Mrs. Fenton paused. Why did she allow herself to relive that moment? Herself holding the retractor, ready to faint, and the nurse turning white above her mask. Later, cradling the little girl in her arms. Mrs. Fenton had wished that the child could have looked last upon a prettier face than her own. What sentiment: the eyes had been blind with dying.
She clicked the slides. Three sentences per slide was a satisfactory tempo, but sometimes she speeded things up. “There are two diseases commonly associated with starvation.” Gassem, lying on his cot. “In marasmus, the torso swells while the limbs waste.” Reynante, hooked to an IV. “In kwashiorkor, the body develops open sores. Children impassively allow flies to land on their sores.” Tiny Asha, who in fact had recovered and been sent home, permanently dulled, on the back of her father. “The parents of these afflicted children, though familiar with death and in particular with infant mortality, still feel, much as we would, that they are letting their offspring down.” Frances Masmanian's eyes were hot. “But of course it is we who are letting them down, we whose overconsumption is malnourishing the world. Did you know that the average North American consumes five times as much grain as the average third-world person, much of it in the form of meat, chicken, and eggs? That we foolishly nourish our cattle on this useful grain instead of on greenstuffs that humans can't eat anyway? When I see red meat on the tables of Americans, I want to puke.” She wouldn't puke much around here, thought Marty; he
and Judy got high on soybeans and fish. “Of course, people avoid the more wasteful foods when they give parties for the Organization.” Judy, who served the same delicatessen fare to everybody, even Marty's chief, nevertheless bowed her head. “Of the two,” said Mrs. Fenton, showing a hideous picture of a pair of adult sufferers, “marasmus is the more heart-rending, kwashiorkor the more repellent. It is hard not to shudder,”—the suggestible Marlene shuddered—“but whether we shudder in compassion or disgust is difficult to tell. I myself am continually disgusted,” she said with momentary agitation. “Here's our refectory,” she said more calmly. “That's my best friend in the pith helmet,” she said, glad that the show was nearly over, aware that, once again, she had been on the road too long.

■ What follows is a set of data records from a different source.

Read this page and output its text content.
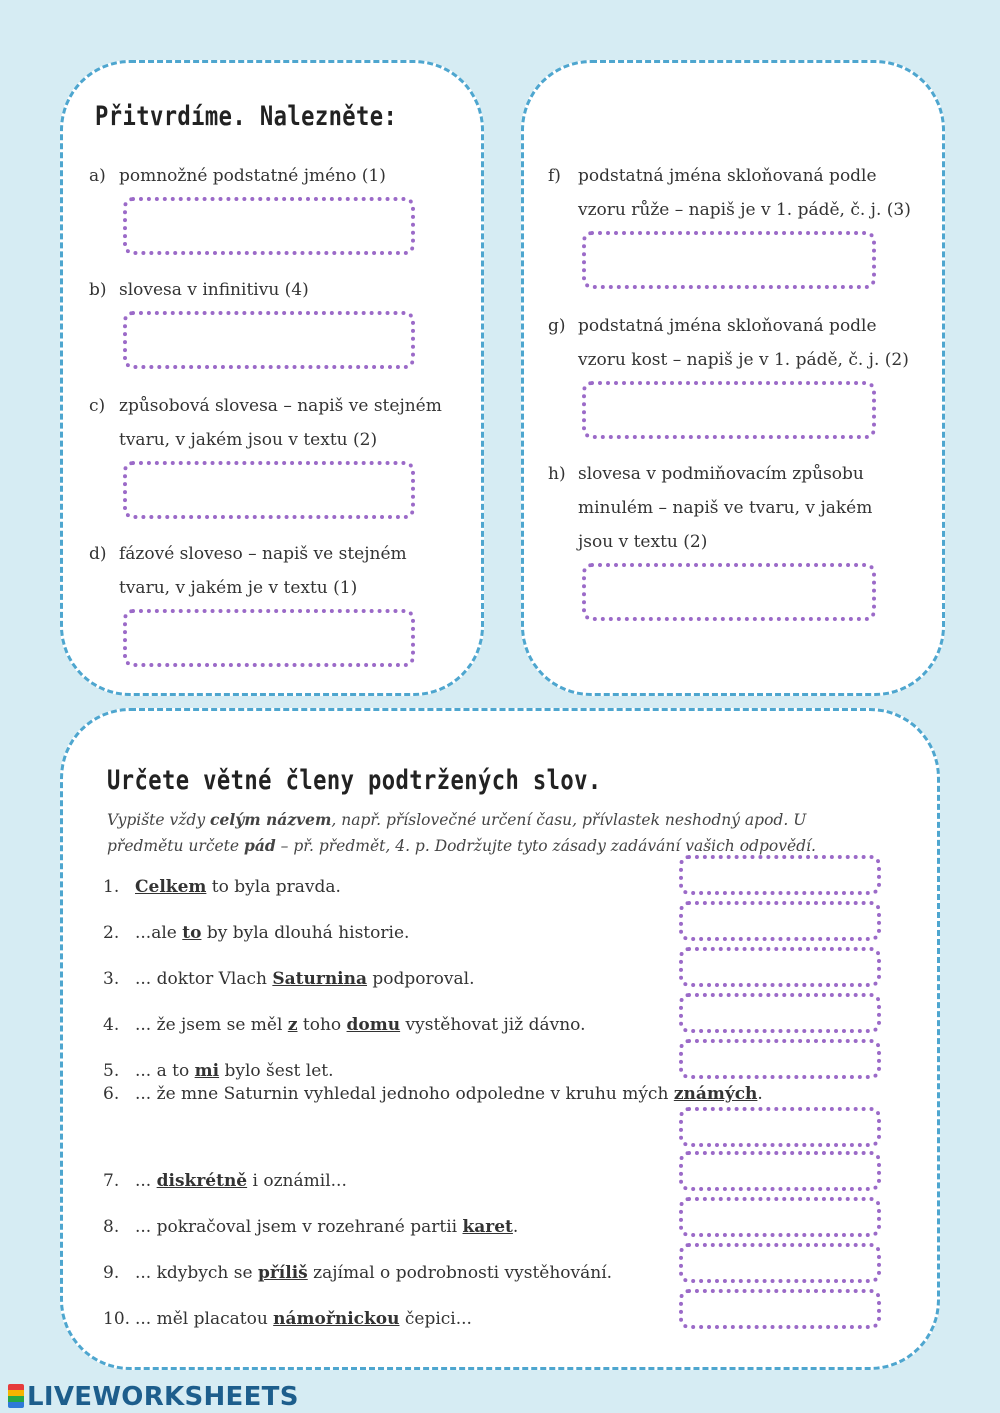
Přitvrdíme. Nalezněte:
a) pomnožné podstatné jméno (1)
b) slovesa v infinitivu (4)
c) způsobová slovesa – napiš ve stejném tvaru, v jakém jsou v textu (2)
d) fázové sloveso – napiš ve stejném tvaru, v jakém je v textu (1)
f)	podstatná jména skloňovaná podle vzoru růže – napiš je v 1. pádě, č. j. (3)
g) podstatná jména skloňovaná podle vzoru kost – napiš je v 1. pádě, č. j. (2)
h) slovesa v podmiňovacím způsobu minulém – napiš ve tvaru, v jakém jsou v textu (2)
Určete větné členy podtržených slov.
Vypište vždy celým názvem, např. příslovečné určení času, přívlastek neshodný apod. U předmětu určete pád – př. předmět, 4. p. Dodržujte tyto zásady zadávání vašich odpovědí.
1. Celkem to byla pravda.
2. ...ale to by byla dlouhá historie.
3. ... doktor Vlach Saturnina podporoval.
4. ... že jsem se měl z toho domu vystěhovat již dávno.
5. ... a to mi bylo šest let.
6. ... že mne Saturnin vyhledal jednoho odpoledne v kruhu mých známých.
7. ... diskrétně i oznámil...
8. ... pokračoval jsem v rozehrané partii karet.
9. ... kdybych se příliš zajímal o podrobnosti vystěhování.
10. ... měl placatou námořnickou čepici...
LIVEWORKSHEETS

Judy's sympathy shifted from the victims, who were pictures, to Mrs. Fenton, who was suffering right here in their house. Perhaps later that evening she would invite Mrs. Fenton into the little sewing room. The children always felt soothed there. Mrs. Fenton could talk—her looseness would be appropriate, even helpful, when they were alone together—and Judy would listen, listen . . . Now all she could do was help her guest bring the presentation to an end.